Las mañanas y las tardes, los días de mayo en Calamocha eran realmente preciosos, los mejores de todo el año sin duda alguna, y su sol se hacía eterno llegada esa hora en la que camina despacio hacia Santa Barbara y Gallocanta cuando cae la tarde, pareciendo anunciar el comienzo del verano a falta siempre de la palabra del cielo con su ultimo hielo. "Vamos, ¿vente al riachuelo a ver las patatas?, ve a por la bici y nos jopamos aquí ya no hacemos nada, dejemos que pase lo que tenga que pasar". Lo cierto es que en casa había revuelo, un ir y venir eterno de visitas a la espera de que mi abuelo Casimiro de un momento a otro muriese.
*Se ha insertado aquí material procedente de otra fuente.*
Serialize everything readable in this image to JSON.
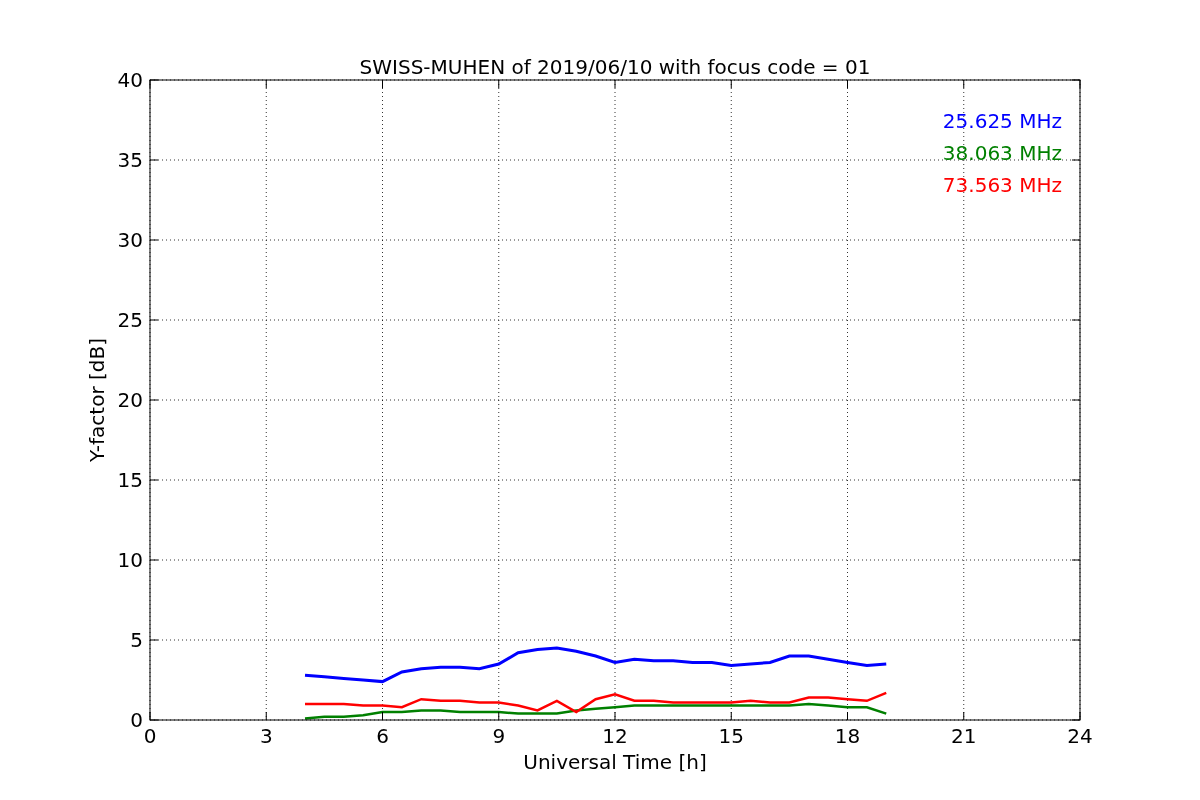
{
  "figure": {
    "chart_data": {
      "type": "line",
      "grid": true,
      "title": "SWISS-MUHEN of 2019/06/10 with focus code = 01",
      "xlabel": "Universal Time [h]",
      "ylabel": "Y-factor [dB]",
      "xlim": [
        0,
        24
      ],
      "ylim": [
        0,
        40
      ],
      "xticks": [
        0,
        3,
        6,
        9,
        12,
        15,
        18,
        21,
        24
      ],
      "yticks": [
        0,
        5,
        10,
        15,
        20,
        25,
        30,
        35,
        40
      ],
      "x": [
        4,
        4.5,
        5,
        5.5,
        6,
        6.5,
        7,
        7.5,
        8,
        8.5,
        9,
        9.5,
        10,
        10.5,
        11,
        11.5,
        12,
        12.5,
        13,
        13.5,
        14,
        14.5,
        15,
        15.5,
        16,
        16.5,
        17,
        17.5,
        18,
        18.5,
        19
      ],
      "series": [
        {
          "name": "25.625 MHz",
          "color": "#0000ff",
          "values": [
            2.8,
            2.7,
            2.6,
            2.5,
            2.4,
            3,
            3.2,
            3.3,
            3.3,
            3.2,
            3.5,
            4.2,
            4.4,
            4.5,
            4.3,
            4,
            3.6,
            3.8,
            3.7,
            3.7,
            3.6,
            3.6,
            3.4,
            3.5,
            3.6,
            4,
            4,
            3.8,
            3.6,
            3.4,
            3.5
          ]
        },
        {
          "name": "38.063 MHz",
          "color": "#008000",
          "values": [
            0.1,
            0.2,
            0.2,
            0.3,
            0.5,
            0.5,
            0.6,
            0.6,
            0.5,
            0.5,
            0.5,
            0.4,
            0.4,
            0.4,
            0.6,
            0.7,
            0.8,
            0.9,
            0.9,
            0.9,
            0.9,
            0.9,
            0.9,
            0.9,
            0.9,
            0.9,
            1,
            0.9,
            0.8,
            0.8,
            0.4
          ]
        },
        {
          "name": "73.563 MHz",
          "color": "#ff0000",
          "values": [
            1,
            1,
            1,
            0.9,
            0.9,
            0.8,
            1.3,
            1.2,
            1.2,
            1.1,
            1.1,
            0.9,
            0.6,
            1.2,
            0.5,
            1.3,
            1.6,
            1.2,
            1.2,
            1.1,
            1.1,
            1.1,
            1.1,
            1.2,
            1.1,
            1.1,
            1.4,
            1.4,
            1.3,
            1.2,
            1.7
          ]
        }
      ]
    }
  }
}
Nada se podía hacer, ni nadie queriendo o sin querer lo iba a remediar.


Montado en una pequeña BH blanca seguía a mi padre que iba en la bici grande, la que mi abuelo había tenido toda su vida, cuando en todas las casas además de animales que comer había una bicicleta de color negro con barra y frenos de metal, piñón fijo, sillón de madera y muelles, dinamo y un faro plateado con una maneta que daba luces largas y cortas, unas viejas chapas del impuesto de circulación, que siempre por todo se pago y por supuesto un portacargas roto de llevar tantos y tantos cestos del huerto a casa, marca Gimson, apenas se podía leer, borrada la pintura por miles de roces del paso del tiempo, gastados por el uso los ásperos manguitos rojos del manillar. En todas casas había una igual, mi abuelo José sin ir mas lejos tenia otra en el Peirón.
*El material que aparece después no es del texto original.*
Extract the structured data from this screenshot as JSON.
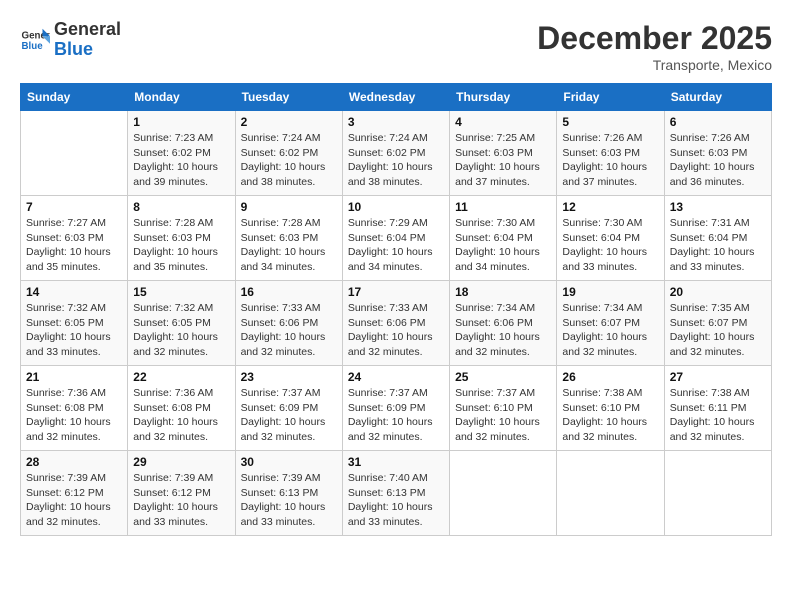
{
  "header": {
    "logo_general": "General",
    "logo_blue": "Blue",
    "month_title": "December 2025",
    "subtitle": "Transporte, Mexico"
  },
  "days_of_week": [
    "Sunday",
    "Monday",
    "Tuesday",
    "Wednesday",
    "Thursday",
    "Friday",
    "Saturday"
  ],
  "weeks": [
    [
      {
        "day": "",
        "info": ""
      },
      {
        "day": "1",
        "info": "Sunrise: 7:23 AM\nSunset: 6:02 PM\nDaylight: 10 hours\nand 39 minutes."
      },
      {
        "day": "2",
        "info": "Sunrise: 7:24 AM\nSunset: 6:02 PM\nDaylight: 10 hours\nand 38 minutes."
      },
      {
        "day": "3",
        "info": "Sunrise: 7:24 AM\nSunset: 6:02 PM\nDaylight: 10 hours\nand 38 minutes."
      },
      {
        "day": "4",
        "info": "Sunrise: 7:25 AM\nSunset: 6:03 PM\nDaylight: 10 hours\nand 37 minutes."
      },
      {
        "day": "5",
        "info": "Sunrise: 7:26 AM\nSunset: 6:03 PM\nDaylight: 10 hours\nand 37 minutes."
      },
      {
        "day": "6",
        "info": "Sunrise: 7:26 AM\nSunset: 6:03 PM\nDaylight: 10 hours\nand 36 minutes."
      }
    ],
    [
      {
        "day": "7",
        "info": "Sunrise: 7:27 AM\nSunset: 6:03 PM\nDaylight: 10 hours\nand 35 minutes."
      },
      {
        "day": "8",
        "info": "Sunrise: 7:28 AM\nSunset: 6:03 PM\nDaylight: 10 hours\nand 35 minutes."
      },
      {
        "day": "9",
        "info": "Sunrise: 7:28 AM\nSunset: 6:03 PM\nDaylight: 10 hours\nand 34 minutes."
      },
      {
        "day": "10",
        "info": "Sunrise: 7:29 AM\nSunset: 6:04 PM\nDaylight: 10 hours\nand 34 minutes."
      },
      {
        "day": "11",
        "info": "Sunrise: 7:30 AM\nSunset: 6:04 PM\nDaylight: 10 hours\nand 34 minutes."
      },
      {
        "day": "12",
        "info": "Sunrise: 7:30 AM\nSunset: 6:04 PM\nDaylight: 10 hours\nand 33 minutes."
      },
      {
        "day": "13",
        "info": "Sunrise: 7:31 AM\nSunset: 6:04 PM\nDaylight: 10 hours\nand 33 minutes."
      }
    ],
    [
      {
        "day": "14",
        "info": "Sunrise: 7:32 AM\nSunset: 6:05 PM\nDaylight: 10 hours\nand 33 minutes."
      },
      {
        "day": "15",
        "info": "Sunrise: 7:32 AM\nSunset: 6:05 PM\nDaylight: 10 hours\nand 32 minutes."
      },
      {
        "day": "16",
        "info": "Sunrise: 7:33 AM\nSunset: 6:06 PM\nDaylight: 10 hours\nand 32 minutes."
      },
      {
        "day": "17",
        "info": "Sunrise: 7:33 AM\nSunset: 6:06 PM\nDaylight: 10 hours\nand 32 minutes."
      },
      {
        "day": "18",
        "info": "Sunrise: 7:34 AM\nSunset: 6:06 PM\nDaylight: 10 hours\nand 32 minutes."
      },
      {
        "day": "19",
        "info": "Sunrise: 7:34 AM\nSunset: 6:07 PM\nDaylight: 10 hours\nand 32 minutes."
      },
      {
        "day": "20",
        "info": "Sunrise: 7:35 AM\nSunset: 6:07 PM\nDaylight: 10 hours\nand 32 minutes."
      }
    ],
    [
      {
        "day": "21",
        "info": "Sunrise: 7:36 AM\nSunset: 6:08 PM\nDaylight: 10 hours\nand 32 minutes."
      },
      {
        "day": "22",
        "info": "Sunrise: 7:36 AM\nSunset: 6:08 PM\nDaylight: 10 hours\nand 32 minutes."
      },
      {
        "day": "23",
        "info": "Sunrise: 7:37 AM\nSunset: 6:09 PM\nDaylight: 10 hours\nand 32 minutes."
      },
      {
        "day": "24",
        "info": "Sunrise: 7:37 AM\nSunset: 6:09 PM\nDaylight: 10 hours\nand 32 minutes."
      },
      {
        "day": "25",
        "info": "Sunrise: 7:37 AM\nSunset: 6:10 PM\nDaylight: 10 hours\nand 32 minutes."
      },
      {
        "day": "26",
        "info": "Sunrise: 7:38 AM\nSunset: 6:10 PM\nDaylight: 10 hours\nand 32 minutes."
      },
      {
        "day": "27",
        "info": "Sunrise: 7:38 AM\nSunset: 6:11 PM\nDaylight: 10 hours\nand 32 minutes."
      }
    ],
    [
      {
        "day": "28",
        "info": "Sunrise: 7:39 AM\nSunset: 6:12 PM\nDaylight: 10 hours\nand 32 minutes."
      },
      {
        "day": "29",
        "info": "Sunrise: 7:39 AM\nSunset: 6:12 PM\nDaylight: 10 hours\nand 33 minutes."
      },
      {
        "day": "30",
        "info": "Sunrise: 7:39 AM\nSunset: 6:13 PM\nDaylight: 10 hours\nand 33 minutes."
      },
      {
        "day": "31",
        "info": "Sunrise: 7:40 AM\nSunset: 6:13 PM\nDaylight: 10 hours\nand 33 minutes."
      },
      {
        "day": "",
        "info": ""
      },
      {
        "day": "",
        "info": ""
      },
      {
        "day": "",
        "info": ""
      }
    ]
  ]
}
Mi padre miraba de vez en cuando atrás para no perderme en el largo camino de la Cangrejera, entre las enrunas, con su viejo puente hundido frente a lo de José El Cerillas que daba paso al Ajutar y las escuelas nuevas recién inauguradas, camino que llevaba a la inmensa costera, hoy desparecida, desde la cual se veía el resto del mundo, el Poyo y casi el mar, el resto del camino era fácil, una inmensa cuesta abajo y a la derecha todo recto, no tiene pierde, el Riachuelo con sus tres puentes. La BH la había comprado mi padre unos años antes cuando mi hermano aprendió a ir en bicicleta y comulgo en uno de esos viajes a Zaragoza, cuando todo era mas humano y tranquilo, cuando con el camión se podía circular por cualquier lugar, le había echado el ojo en un escaparate de Fernando el Católico junto a un semáforo que siempre estaba en rojo y un día paro, la compro, la puso encima de los sacos de pienso y la trajo a casa, cuando aparco y abrió el culo del camión arriba en lo alto la vimos. Imposible de olvidar aquel momento. Dos años después la herede yo, lo mismo que el traje de marinero de la comunión y a mi hermano le compraron una Orbea roja, esta vez allí mismo, sin salir del Barrio en casa de Valero, en la cuadra donde tenia el pequeño taller de bicis estaba colgada del techo junto a un par de ellas más, había una roja, y esa fue la elegida, “venga si quieres te regalo la cesta” dijo Valero, “eso es de chicas” dijimos los dos y la sacamos a la calle y bajamos la costera ya cada uno con nuestra bici.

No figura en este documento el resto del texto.